Every processor within the Versal portfolio incorporates two types of circuits. One set is tailored for specific tasks like executing AI models or handling sensory data. Additionally, each Versal chip integrates adaptable compute modules, which customers can customize to meet their specific needs. These modules are founded on FPGA (field-programmable gate array) technology, initially pioneered by Xilinx.

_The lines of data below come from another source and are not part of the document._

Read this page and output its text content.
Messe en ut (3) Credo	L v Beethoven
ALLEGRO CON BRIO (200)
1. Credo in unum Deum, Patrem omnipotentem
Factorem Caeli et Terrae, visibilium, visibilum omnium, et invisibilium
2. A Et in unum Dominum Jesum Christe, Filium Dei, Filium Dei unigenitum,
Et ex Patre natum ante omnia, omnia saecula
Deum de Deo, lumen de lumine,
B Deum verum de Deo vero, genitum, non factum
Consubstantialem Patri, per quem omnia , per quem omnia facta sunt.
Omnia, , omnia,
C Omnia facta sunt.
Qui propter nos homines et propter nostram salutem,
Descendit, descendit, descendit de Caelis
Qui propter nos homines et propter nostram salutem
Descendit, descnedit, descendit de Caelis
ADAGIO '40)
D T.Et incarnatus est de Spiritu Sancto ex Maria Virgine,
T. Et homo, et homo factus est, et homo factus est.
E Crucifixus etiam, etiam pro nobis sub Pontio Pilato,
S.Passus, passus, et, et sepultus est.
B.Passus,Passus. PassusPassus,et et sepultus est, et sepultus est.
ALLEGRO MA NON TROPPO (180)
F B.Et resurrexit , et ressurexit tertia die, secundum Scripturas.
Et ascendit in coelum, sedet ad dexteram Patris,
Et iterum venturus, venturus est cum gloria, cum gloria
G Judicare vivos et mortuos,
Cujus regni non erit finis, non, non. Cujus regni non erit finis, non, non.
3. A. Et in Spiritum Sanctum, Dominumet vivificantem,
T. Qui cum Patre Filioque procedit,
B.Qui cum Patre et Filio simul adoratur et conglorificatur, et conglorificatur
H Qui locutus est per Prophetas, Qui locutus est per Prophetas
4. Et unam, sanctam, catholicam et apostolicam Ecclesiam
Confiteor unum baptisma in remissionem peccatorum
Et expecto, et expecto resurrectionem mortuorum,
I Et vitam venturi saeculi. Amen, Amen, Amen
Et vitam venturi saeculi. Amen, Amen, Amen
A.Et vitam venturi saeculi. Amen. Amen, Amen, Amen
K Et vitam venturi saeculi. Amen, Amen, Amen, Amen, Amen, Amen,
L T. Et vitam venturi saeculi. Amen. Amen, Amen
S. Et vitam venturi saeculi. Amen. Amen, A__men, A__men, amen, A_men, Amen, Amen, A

The initial two Versal chip lineups introduced by AMD recently were named the AI Edge Series Gen 2. Each processor in this family comprises three sets of compute modules: central processing unit cores designed by Arm Holdings plc, customizable FPGA modules, and AI-optimized circuits. The FPGA circuits have the capability to transform data from sensors within a connected device into a format that facilitates easier processing for the device’s onboard AI models.

Subaru Corp., an early adopter of the Versal AI Edge Series Gen 2, intends to incorporate chips from this lineup into multiple vehicles. These chips will serve as the backbone for an advanced driver-assistance system named EyeSight. The system offers safety functionalities, including adaptive cruise control and automated braking.

AMD unveiled the AI Edge Series Gen 2 recently, along with the Prime Series Gen 2, another brand-new chip line. Its design is akin to that of the previous product family, but compute modules optimized for AI are absent. Every chip in the Prime Series Gen 2 lineup has configurable FPGA circuits, modules designed to process video streams, and Arm-based CPU cores.